Preparing the Poornam
- Melt the jaggery with water in the kadai or non-stick sauce-pan/saute-pan on medium fire, stirring from time to time with a wooden spatula.
- Once the jaggery is completely melted, strain it.
- Pour the strained syrup again in the pan and heat again stirring continuously. The syrup will start to boil in bubbles, and redden in color and start to thicken.
(For some jaggery, you may not need to strain it as there would not be any dirt or other particles.)
- When the syrup’s consistency is One String Consistency (similar to honey), add the grated coconut and stir well.

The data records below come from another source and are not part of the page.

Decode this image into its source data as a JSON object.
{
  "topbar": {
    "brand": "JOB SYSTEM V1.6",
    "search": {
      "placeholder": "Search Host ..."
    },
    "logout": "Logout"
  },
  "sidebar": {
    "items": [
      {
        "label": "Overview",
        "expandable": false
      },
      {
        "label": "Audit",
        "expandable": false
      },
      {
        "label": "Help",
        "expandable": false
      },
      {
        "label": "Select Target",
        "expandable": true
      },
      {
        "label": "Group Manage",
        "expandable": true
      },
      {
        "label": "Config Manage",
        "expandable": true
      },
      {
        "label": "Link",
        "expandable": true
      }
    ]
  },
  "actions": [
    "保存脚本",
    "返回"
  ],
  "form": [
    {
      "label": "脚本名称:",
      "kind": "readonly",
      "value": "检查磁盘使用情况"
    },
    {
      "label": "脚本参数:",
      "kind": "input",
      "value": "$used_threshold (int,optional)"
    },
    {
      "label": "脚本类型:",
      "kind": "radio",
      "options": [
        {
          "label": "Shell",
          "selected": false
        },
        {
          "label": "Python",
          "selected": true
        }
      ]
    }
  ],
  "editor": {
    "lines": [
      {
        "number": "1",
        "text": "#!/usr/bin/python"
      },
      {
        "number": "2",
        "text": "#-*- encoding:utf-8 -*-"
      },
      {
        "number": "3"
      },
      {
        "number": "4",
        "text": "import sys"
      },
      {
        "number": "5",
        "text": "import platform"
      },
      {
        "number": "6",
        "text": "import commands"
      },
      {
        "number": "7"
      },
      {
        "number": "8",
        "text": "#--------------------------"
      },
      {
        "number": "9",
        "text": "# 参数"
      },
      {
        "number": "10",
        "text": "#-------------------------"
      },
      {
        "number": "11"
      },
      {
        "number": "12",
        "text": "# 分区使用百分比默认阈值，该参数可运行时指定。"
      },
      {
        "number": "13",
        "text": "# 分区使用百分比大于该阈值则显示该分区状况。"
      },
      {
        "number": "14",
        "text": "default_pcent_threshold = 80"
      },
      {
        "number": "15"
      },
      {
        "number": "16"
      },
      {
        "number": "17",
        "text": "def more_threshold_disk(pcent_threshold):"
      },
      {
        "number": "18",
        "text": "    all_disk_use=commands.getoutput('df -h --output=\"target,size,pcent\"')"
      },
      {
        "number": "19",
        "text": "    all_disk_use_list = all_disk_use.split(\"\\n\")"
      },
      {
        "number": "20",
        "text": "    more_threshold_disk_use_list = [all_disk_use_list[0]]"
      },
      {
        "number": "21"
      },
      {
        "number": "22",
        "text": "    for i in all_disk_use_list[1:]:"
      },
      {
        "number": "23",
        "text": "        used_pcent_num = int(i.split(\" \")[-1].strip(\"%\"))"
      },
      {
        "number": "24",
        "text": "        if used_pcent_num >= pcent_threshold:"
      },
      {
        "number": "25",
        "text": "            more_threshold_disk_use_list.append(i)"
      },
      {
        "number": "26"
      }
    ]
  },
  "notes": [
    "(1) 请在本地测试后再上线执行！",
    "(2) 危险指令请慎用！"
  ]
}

(Checkpoint: Try to drop the syrup with your spatula and the syrup should drop down in ONE thin, continuous sticky strand, which is called the One String Consistency, like honey.)
- Add the cardamom powder and ghee and mix well.
- When the mixtures starts sticking together to form a semi solid mass, put it on a plate and cool.
(Checkpoint: Put a little of the mixture on a plate and try making a small ball. If the ball does not stick to your hands and stands well, it is done. Basically, there should not be any liquid jaggery straying out. But it shouldn’t be too hard either.)
- When the filling is cooled make little balls out of about 1 tbsp of the filling and keep aside.
Preparing the Maavu/Dough
- Soak the ½ cup of rice after washing it, in 1 cup of water for about 40 minutes to 1 hour.
- Strain the soaked rice and collect the water in a cup.
- Grind the rice finely by adding half of the water collected.
- Pour the remaining water in a non stick saucepan.
- Add a pinch of salt and 1/4 tsp ghee.
- Bring to a boil.
- Once the water starts boiling, lower the heat.
- Stir in the finely grounded rice liquid.
- Stir continuously until the dough thickens and becomes one big mass that does not stick to the pan.
(Checkpoint: Try making a small ball from the batter. It should not stick to your fingers and should be easy to mould. The consistency should be soft, smooth and silky and not sticky, like Chapathi dough)
- Now turn off the heat and close the pan with a lid and let cool.
(The batter will cook a little more in the heat and moisture provided by the closed pan.)
Preparing the Kozhakkattais
- Grease your hands lightly with ghee.
- Knead the Maavu (dough) well so that it becomes soft and easy to work with.
- Take about 1 tbsp of dough and make a ball.
(Note: Ideally, the ball of the dough should be a little bigger than 3/4th of the size of the filling ball.)
- Flatten the ball and make a cup by pressing down softly with your thumbs around the flattened ball.
(Checkpoint: The cup should be thin but thick enough to hold the filling without tearing up.)
- Place a filling ball in the cup.
- Use your fingers to close the cup gently and roll it into a ball gently making sure not to tear the outer covering or break the ball. Tear out any extra dough.
- Make as many such balls as you can. It should yield about 15 balls of the size of a gooseberry.
- Steam the balls in a greased plate in a pressure cooker on medium heat for 15 minutes. Do not keep the whistle.
- Once it is done, take out the plate from the cooker and let cool for about 2 minutes.
(Checkpoint: If the kozhakattais are done, they would be shiny with moisture on them and look like they’re sweating.)
You can use the Idli cooker or rice cooker to steam the kozhakattais.
- It is said that this dish is the favorite of the elephant headed Lord Ganesha, and is hence prepared on Vinayaka Chathurthi along with other variations of the filling.
- It is very auspicious to prepare this dish on Maha Sankatahara Chathurthi and on other Chathurthis (4th day after the full moon day and the 4th day after the no moon day in a Lunar calendar month).